On Mon, 13 May 2002 09:17:54 -0700, Bryan Henderson <[email protected]> wrote:

>>If you are adamant that you want all the aggravation of data loss,
>>programs crashing, user complaints, etc etc though, you can use the
>>'soft' mount option.
>
> You sound like someone who has not faced the aggravation of resources that
> are hung indefinitely because communication has been lost with an NFS
> server which is no longer of any relevance to anything. I'd say in many
> cases that must outweigh the aggravation of data loss and programs crashing
> and cause more user complaints. Or do you have a way besides timeouts to
> ease that aggravation.

It's a lose-lose situation, and really the only proper way to fix the mess
is to bring the downed server back up.

Having NFS timeout underneath you is exactly the same as having a hard
drive fail underneath you. Most if not all applications are utterly
unprepared to deal with the resulting I/O errors, thus guaranteeing
data corruption.

The 'soft' mounting is only acceptable for read-only mounts, and even then
only if you really don't care about your input data disappearing at random.
That's AT RANDOM -- it's not a typo, you'll get RANDOM failures, depending
on how loaded your network and/or server are at times.

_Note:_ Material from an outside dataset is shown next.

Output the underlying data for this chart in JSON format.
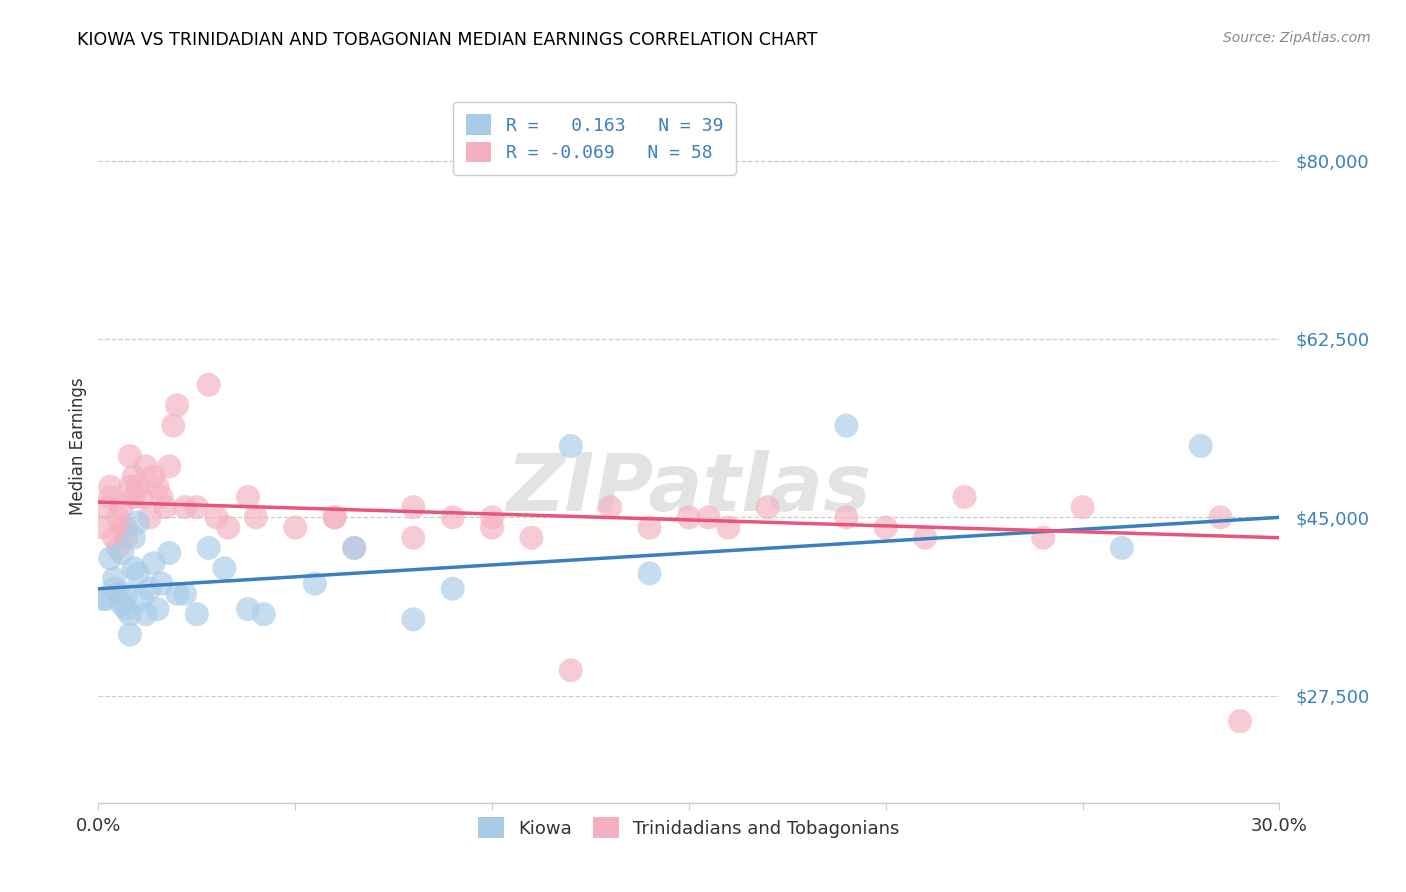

> Though you didn't answer the question, your advice implies that the Linux
> NFSv3 filesystem driver retries forever when communication with the NFS
> server has been lost. If not, please correct us.

The default is 'hard' which will retry forever.

You can mount with '-o soft' which will give you the desired data corruption.

Ion

--
It is better to keep your mouth shut and be thought a fool,
than to open it and remove all doubt.

_______________________________________________________________

Have big pipes? SourceForge.net is looking for download mirrors. We supply
the hardware. You get the recognition. Email Us: [email protected]
_______________________________________________
NFS maillist - [email protected]
https://lists.sourceforge.net/lists/listinfo/nfs


2002-05-13 21:03:43

by Greg Lindahl

[permalink] [raw]
Subject: Re: Re: NFS retry on disconnection

On Mon, May 13, 2002 at 03:53:00PM -0400, Ion Badulescu wrote:

> > Though you didn't answer the question, your advice implies that the Linux
> > NFSv3 filesystem driver retries forever when communication with the NFS
> > server has been lost. If not, please correct us.
>
> The default is 'hard' which will retry forever.
>
> You can mount with '-o soft' which will give you the desired data corruption.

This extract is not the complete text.